Fig.10 and Fig.11 show the distribution of different App categories at various levels in PL standard. In Fig.10 and Fig.11, the larger the bubble is, the more Apps of a certain category are under the corresponding P-Level.

According to the P-Privacy levels, lifestyle, shopping, socializing, finance, and office Apps are mostly at high levels. Photography Apps are mostly at the low levels, and other Apps are relatively evenly distributed at various levels. Vertically, Apps at low levels are mainly concentrated in photography and tool, whereas those at high levels are mainly in lifestyle and tool. In other words, tool Apps occupy a large proportion in both levels.

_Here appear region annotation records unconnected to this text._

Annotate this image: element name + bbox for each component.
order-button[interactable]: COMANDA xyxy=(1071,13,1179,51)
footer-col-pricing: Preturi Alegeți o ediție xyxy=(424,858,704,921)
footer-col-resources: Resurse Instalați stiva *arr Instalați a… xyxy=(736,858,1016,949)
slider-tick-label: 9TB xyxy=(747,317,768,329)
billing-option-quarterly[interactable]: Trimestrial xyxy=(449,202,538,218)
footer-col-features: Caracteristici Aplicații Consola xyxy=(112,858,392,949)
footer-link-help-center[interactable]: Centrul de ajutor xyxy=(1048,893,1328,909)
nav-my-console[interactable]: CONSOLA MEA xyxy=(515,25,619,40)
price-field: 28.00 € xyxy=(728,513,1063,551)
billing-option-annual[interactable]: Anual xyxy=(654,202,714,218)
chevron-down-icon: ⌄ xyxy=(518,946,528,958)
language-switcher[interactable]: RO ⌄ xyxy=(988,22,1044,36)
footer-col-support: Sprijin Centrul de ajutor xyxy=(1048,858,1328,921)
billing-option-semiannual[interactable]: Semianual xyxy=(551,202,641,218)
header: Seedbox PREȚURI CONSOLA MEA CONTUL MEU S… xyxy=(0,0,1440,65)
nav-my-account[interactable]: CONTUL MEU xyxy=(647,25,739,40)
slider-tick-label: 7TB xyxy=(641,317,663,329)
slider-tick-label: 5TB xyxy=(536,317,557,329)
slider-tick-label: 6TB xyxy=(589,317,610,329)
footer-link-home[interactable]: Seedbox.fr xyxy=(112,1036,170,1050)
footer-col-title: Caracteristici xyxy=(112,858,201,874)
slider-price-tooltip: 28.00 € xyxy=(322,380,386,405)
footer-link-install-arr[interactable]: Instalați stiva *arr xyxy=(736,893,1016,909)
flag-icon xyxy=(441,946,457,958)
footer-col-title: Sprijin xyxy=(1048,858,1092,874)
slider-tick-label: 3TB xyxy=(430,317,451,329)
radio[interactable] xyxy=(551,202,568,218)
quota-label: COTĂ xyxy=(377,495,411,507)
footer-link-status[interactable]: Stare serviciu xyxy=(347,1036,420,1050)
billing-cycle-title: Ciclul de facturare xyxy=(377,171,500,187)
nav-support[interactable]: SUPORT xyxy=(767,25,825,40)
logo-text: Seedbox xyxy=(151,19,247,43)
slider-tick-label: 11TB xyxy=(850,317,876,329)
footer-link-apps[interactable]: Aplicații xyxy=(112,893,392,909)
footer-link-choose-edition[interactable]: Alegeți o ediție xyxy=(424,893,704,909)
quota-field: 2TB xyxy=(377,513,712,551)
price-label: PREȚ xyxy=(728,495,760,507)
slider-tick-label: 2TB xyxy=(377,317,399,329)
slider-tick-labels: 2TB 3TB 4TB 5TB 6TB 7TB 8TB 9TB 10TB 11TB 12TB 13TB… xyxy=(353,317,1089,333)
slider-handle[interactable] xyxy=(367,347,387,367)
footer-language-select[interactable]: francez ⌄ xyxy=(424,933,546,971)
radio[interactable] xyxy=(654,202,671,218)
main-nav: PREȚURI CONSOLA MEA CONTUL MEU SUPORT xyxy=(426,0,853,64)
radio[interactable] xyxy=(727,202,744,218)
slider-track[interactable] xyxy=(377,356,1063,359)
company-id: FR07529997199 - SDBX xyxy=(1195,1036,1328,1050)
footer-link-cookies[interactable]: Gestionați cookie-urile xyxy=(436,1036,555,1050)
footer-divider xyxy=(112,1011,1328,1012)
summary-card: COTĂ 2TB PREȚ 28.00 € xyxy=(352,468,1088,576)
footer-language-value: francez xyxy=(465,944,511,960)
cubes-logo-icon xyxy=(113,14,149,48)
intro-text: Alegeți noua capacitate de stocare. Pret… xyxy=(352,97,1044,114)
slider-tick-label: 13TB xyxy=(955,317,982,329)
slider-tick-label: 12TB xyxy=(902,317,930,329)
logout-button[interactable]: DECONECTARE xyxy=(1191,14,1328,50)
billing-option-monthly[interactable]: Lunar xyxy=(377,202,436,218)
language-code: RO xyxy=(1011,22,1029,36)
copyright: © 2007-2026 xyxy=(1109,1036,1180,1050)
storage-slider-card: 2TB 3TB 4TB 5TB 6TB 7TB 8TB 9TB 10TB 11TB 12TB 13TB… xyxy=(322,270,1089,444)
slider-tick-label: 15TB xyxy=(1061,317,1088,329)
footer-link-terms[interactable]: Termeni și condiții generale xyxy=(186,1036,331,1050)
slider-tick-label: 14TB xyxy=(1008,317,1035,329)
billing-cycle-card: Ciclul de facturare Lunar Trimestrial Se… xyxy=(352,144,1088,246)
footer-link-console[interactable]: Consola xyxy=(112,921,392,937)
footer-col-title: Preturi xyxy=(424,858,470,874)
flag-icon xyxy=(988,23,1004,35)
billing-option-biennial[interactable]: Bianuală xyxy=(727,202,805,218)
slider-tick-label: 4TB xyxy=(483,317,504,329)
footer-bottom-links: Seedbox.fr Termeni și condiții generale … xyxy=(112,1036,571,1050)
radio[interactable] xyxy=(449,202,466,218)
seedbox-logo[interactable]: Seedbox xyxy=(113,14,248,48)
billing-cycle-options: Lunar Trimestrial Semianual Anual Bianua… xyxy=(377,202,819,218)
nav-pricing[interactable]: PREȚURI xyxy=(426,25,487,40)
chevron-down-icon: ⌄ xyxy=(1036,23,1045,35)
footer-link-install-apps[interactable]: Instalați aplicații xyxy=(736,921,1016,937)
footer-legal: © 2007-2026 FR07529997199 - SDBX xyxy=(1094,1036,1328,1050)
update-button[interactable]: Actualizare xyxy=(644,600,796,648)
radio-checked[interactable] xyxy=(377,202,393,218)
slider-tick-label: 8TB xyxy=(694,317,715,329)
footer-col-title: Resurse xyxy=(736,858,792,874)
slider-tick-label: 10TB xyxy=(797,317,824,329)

In terms of U-Privacy levels, horizontally viewing by category, all kinds of Apps are basically concentrated in the low levels. Lifestyle, game, and tool Apps are most prominent. Vertically, low-level Apps are dominated by lifestyle, game, and tool, whereas high-level Apps are mostly lifestyle, education, and tool Apps. Consequently, in App governance, attention should be paid to common Apps, which are more prone to privacy problems.

6 Conclusions

This paper proposes P-Level to facilitate App governance. To compute P-Level, two privacy values, namely, Permission-based Privacy Value and Usage-based Privacy Value, are presented. Then, we explore two ways of dividing privacy values into P-Levels: Equal division and clustering. According to real-world dataset results, the numbers of Apps are more evenly distributed under P-Level calculated by clustering, and it is defined as the PL standard. Besides, when verifying the correctness of P-Level on the problematic App list released by government, PL standard also shows better recognition ability. The analysis about the PL standard, App usage, and categories have also been given. Overall, the PL standard based on real-world dataset serves as an automated tool for future large-scale App governance with good efficiency, accuracy, and adaptivity.